A spokesman for Russia’s Defence Ministry said forces used “air-launched high-precision long-range weapons” to target an armoured vehicle plant in Kyiv.
It was the second strike in the Kyiv area in two days. Another hit a missile plant on Friday as tentative signs of pre-war life began to resurface in the capital after Russian troops failed to capture the city and withdrew to concentrate on launching a full-scale assault in eastern Ukraine.
An explosion believed to be caused by a missile struck Kharkiv, Ukraine’s second-largest city, according to firefighters.
The strike near an outdoor market killed one person and wounded at least 18, rescue workers said.
Meanwhile, the governor of the Lviv region in western Ukraine – far from the Russian border and an area long seen as a safe zone – reported air strikes on the region by Russian Su-35 aircraft that took off from neighbouring Belarus. Maksym Kozytskyy did not provide details about possible casualties or damage.
Fighting continued in the pummelled southern port city of Mariupol, where locals reported seeing Russian troops digging up bodies.
Ukrainian President Volodymyr Zelensky accused Russian troops occupying parts of the Kherson and Zaporizhzhia regions in the south of terrorising civilians and hunting for anyone who served in Ukraine’s military or government.
“The occupiers think this will make it easier for them to control this territory. But they are very wrong. They are fooling themselves,” Zelensky said in his nightly video address. “Russia’s problem is that it is not accepted — and never will be accepted — by the entire Ukrainian people. Russia has lost Ukraine forever.”
Officials think 2,500 to 3,000 Ukrainian troops have died in the war, Mr Zelenskyy told CNN in an interview. He said about 10,000 have been injured and it is “hard to say how many will survive”.

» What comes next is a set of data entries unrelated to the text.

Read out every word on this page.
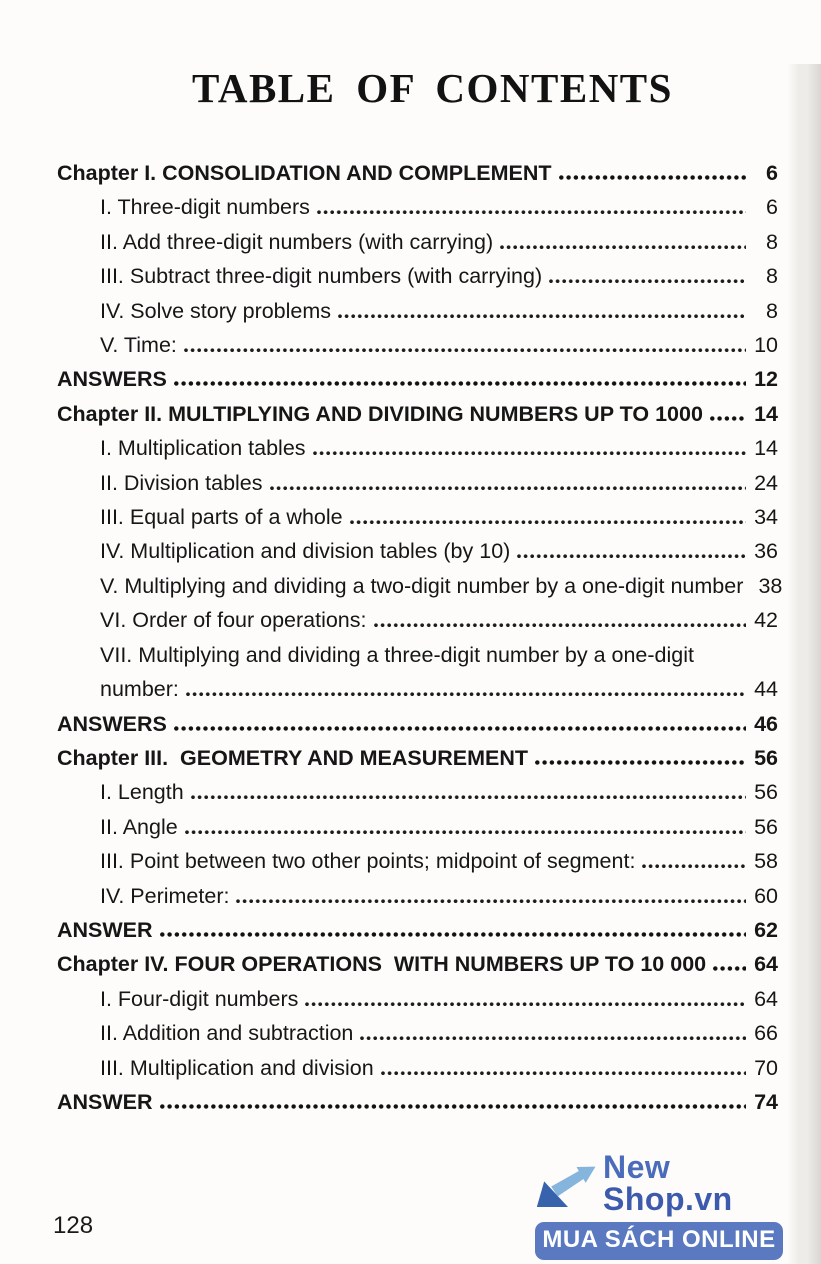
TABLE OF CONTENTS
Chapter I. CONSOLIDATION AND COMPLEMENT	6
I. Three-digit numbers	6
II. Add three-digit numbers (with carrying)	8
III. Subtract three-digit numbers (with carrying)	8
IV. Solve story problems	8
V. Time:	10
ANSWERS	12
Chapter II. MULTIPLYING AND DIVIDING NUMBERS UP TO 1000 14
I. Multiplication tables	14
II. Division tables	24
III. Equal parts of a whole	34
IV. Multiplication and division tables (by 10)	36
V. Multiplying and dividing a two-digit number by a one-digit number 38
VI. Order of four operations:	42
VII. Multiplying and dividing a three-digit number by a one-digit
number:	44
ANSWERS	46
Chapter III.  GEOMETRY AND MEASUREMENT	56
I. Length	56
II. Angle	56
III. Point between two other points; midpoint of segment:	58
IV. Perimeter:	60
ANSWER	62
Chapter IV. FOUR OPERATIONS  WITH NUMBERS UP TO 10 000 64
I. Four-digit numbers	64
II. Addition and subtraction	66
III. Multiplication and division	70
ANSWER	74
128
New Shop.vn
MUA SÁCH ONLINE
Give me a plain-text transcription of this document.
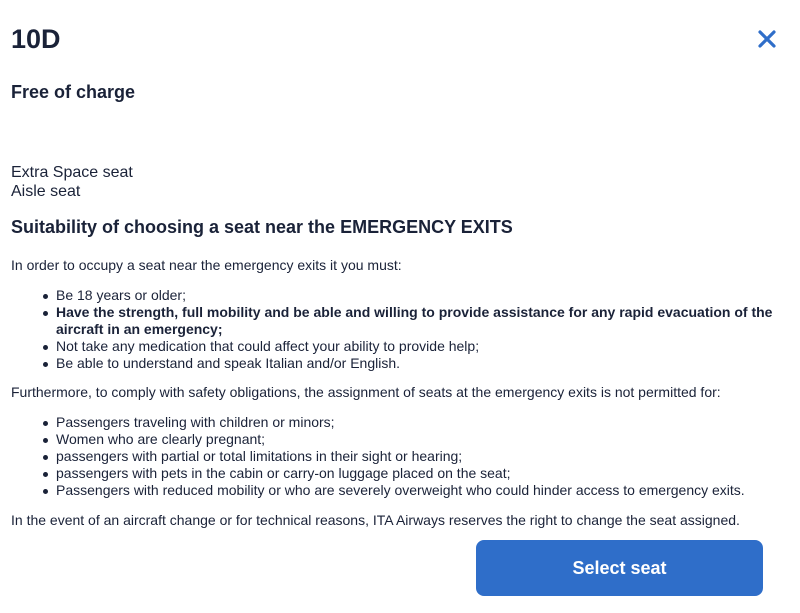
10D

Free of charge

Extra Space seat
Aisle seat
Suitability of choosing a seat near the EMERGENCY EXITS

In order to occupy a seat near the emergency exits it you must:

Be 18 years or older;
Have the strength, full mobility and be able and willing to provide assistance for any rapid evacuation of the aircraft in an emergency;
Not take any medication that could affect your ability to provide help;
Be able to understand and speak Italian and/or English.

Furthermore, to comply with safety obligations, the assignment of seats at the emergency exits is not permitted for:

Passengers traveling with children or minors;
Women who are clearly pregnant;
passengers with partial or total limitations in their sight or hearing;
passengers with pets in the cabin or carry-on luggage placed on the seat;
Passengers with reduced mobility or who are severely overweight who could hinder access to emergency exits.

In the event of an aircraft change or for technical reasons, ITA Airways reserves the right to change the seat assigned.

Select seat
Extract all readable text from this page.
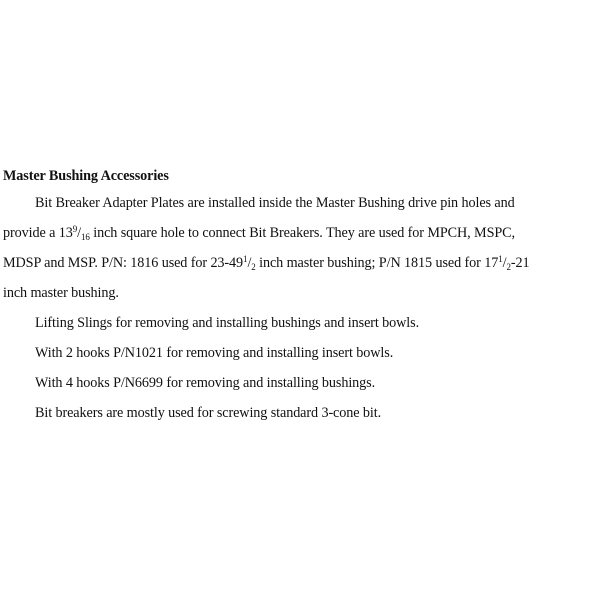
Master Bushing Accessories
Bit Breaker Adapter Plates are installed inside the Master Bushing drive pin holes and
provide a $13^9/_{16}$ inch square hole to connect Bit Breakers. They are used for MPCH, MSPC,
MDSP and MSP. P/N: 1816 used for $23-49^1/_2$ inch master bushing; P/N 1815 used for $17^1/_2-21$
inch master bushing.
Lifting Slings for removing and installing bushings and insert bowls.
With 2 hooks P/N1021 for removing and installing insert bowls.
With 4 hooks P/N6699 for removing and installing bushings.
Bit breakers are mostly used for screwing standard 3-cone bit.
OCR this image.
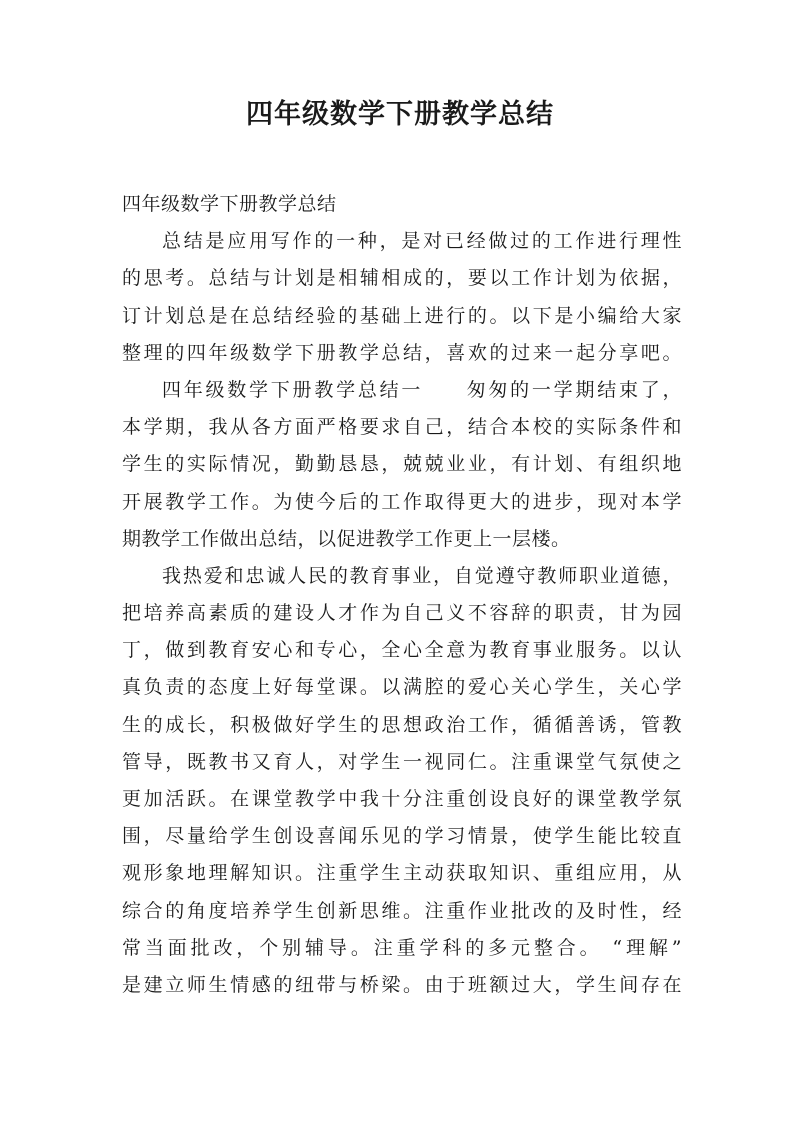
四年级数学下册教学总结
四年级数学下册教学总结
总结是应用写作的一种，是对已经做过的工作进行理性
的思考。总结与计划是相辅相成的，要以工作计划为依据，
订计划总是在总结经验的基础上进行的。以下是小编给大家
整理的四年级数学下册教学总结，喜欢的过来一起分享吧。
四年级数学下册教学总结一　　匆匆的一学期结束了，
本学期，我从各方面严格要求自己，结合本校的实际条件和
学生的实际情况，勤勤恳恳，兢兢业业，有计划、有组织地
开展教学工作。为使今后的工作取得更大的进步，现对本学
期教学工作做出总结，以促进教学工作更上一层楼。
我热爱和忠诚人民的教育事业，自觉遵守教师职业道德，
把培养高素质的建设人才作为自己义不容辞的职责，甘为园
丁，做到教育安心和专心，全心全意为教育事业服务。以认
真负责的态度上好每堂课。以满腔的爱心关心学生，关心学
生的成长，积极做好学生的思想政治工作，循循善诱，管教
管导，既教书又育人，对学生一视同仁。注重课堂气氛使之
更加活跃。在课堂教学中我十分注重创设良好的课堂教学氛
围，尽量给学生创设喜闻乐见的学习情景，使学生能比较直
观形象地理解知识。注重学生主动获取知识、重组应用，从
综合的角度培养学生创新思维。注重作业批改的及时性，经
常当面批改，个别辅导。注重学科的多元整合。 “理解”
是建立师生情感的纽带与桥梁。由于班额过大，学生间存在
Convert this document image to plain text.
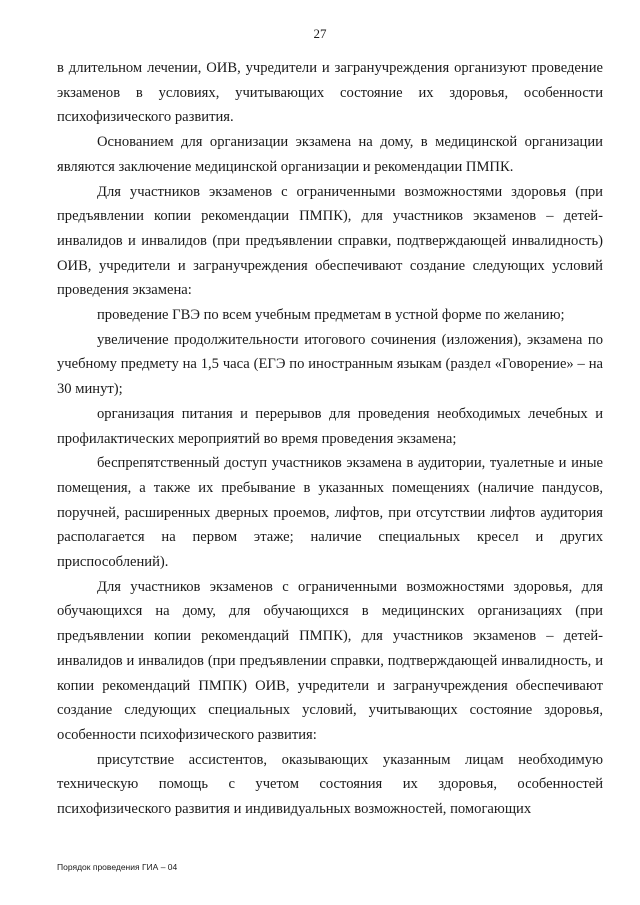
27

в длительном лечении, ОИВ, учредители и загранучреждения организуют проведение экзаменов в условиях, учитывающих состояние их здоровья, особенности психофизического развития.

Основанием для организации экзамена на дому, в медицинской организации являются заключение медицинской организации и рекомендации ПМПК.

Для участников экзаменов с ограниченными возможностями здоровья (при предъявлении копии рекомендации ПМПК), для участников экзаменов – детей-инвалидов и инвалидов (при предъявлении справки, подтверждающей инвалидность) ОИВ, учредители и загранучреждения обеспечивают создание следующих условий проведения экзамена:

проведение ГВЭ по всем учебным предметам в устной форме по желанию;

увеличение продолжительности итогового сочинения (изложения), экзамена по учебному предмету на 1,5 часа (ЕГЭ по иностранным языкам (раздел «Говорение» – на 30 минут);

организация питания и перерывов для проведения необходимых лечебных и профилактических мероприятий во время проведения экзамена;

беспрепятственный доступ участников экзамена в аудитории, туалетные и иные помещения, а также их пребывание в указанных помещениях (наличие пандусов, поручней, расширенных дверных проемов, лифтов, при отсутствии лифтов аудитория располагается на первом этаже; наличие специальных кресел и других приспособлений).

Для участников экзаменов с ограниченными возможностями здоровья, для обучающихся на дому, для обучающихся в медицинских организациях (при предъявлении копии рекомендаций ПМПК), для участников экзаменов – детей-инвалидов и инвалидов (при предъявлении справки, подтверждающей инвалидность, и копии рекомендаций ПМПК) ОИВ, учредители и загранучреждения обеспечивают создание следующих специальных условий, учитывающих состояние здоровья, особенности психофизического развития:

присутствие ассистентов, оказывающих указанным лицам необходимую техническую помощь с учетом состояния их здоровья, особенностей психофизического развития и индивидуальных возможностей, помогающих

Порядок проведения ГИА – 04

The United Nations’ human rights office said it has confirmed the deaths of 1,982 civilians but cautioned that the figure does not include people killed in blockaded cities like Mariupol and the actual number is almost sure to be considerably higher.
Russia’s warning of stepped-up attacks on the capital came after Russian authorities accused Ukraine on Thursday of wounding seven people and damaging about 100 residential buildings with air strikes in Bryansk, a region bordering Ukraine.
Ukrainian officials also hit a key Russian warship with missiles earlier this week, in an important victory for Ukraine and symbolic defeat for Russia.
A senior US defence official said the US believes the Moskva was hit by at least one Neptune anti-ship missile.
The Moskva, named after the Russian capital, sank while being towed to port Thursday after taking heavy damage. Moscow did not acknowledge any attack, saying only that a fire had detonated ammunition on board.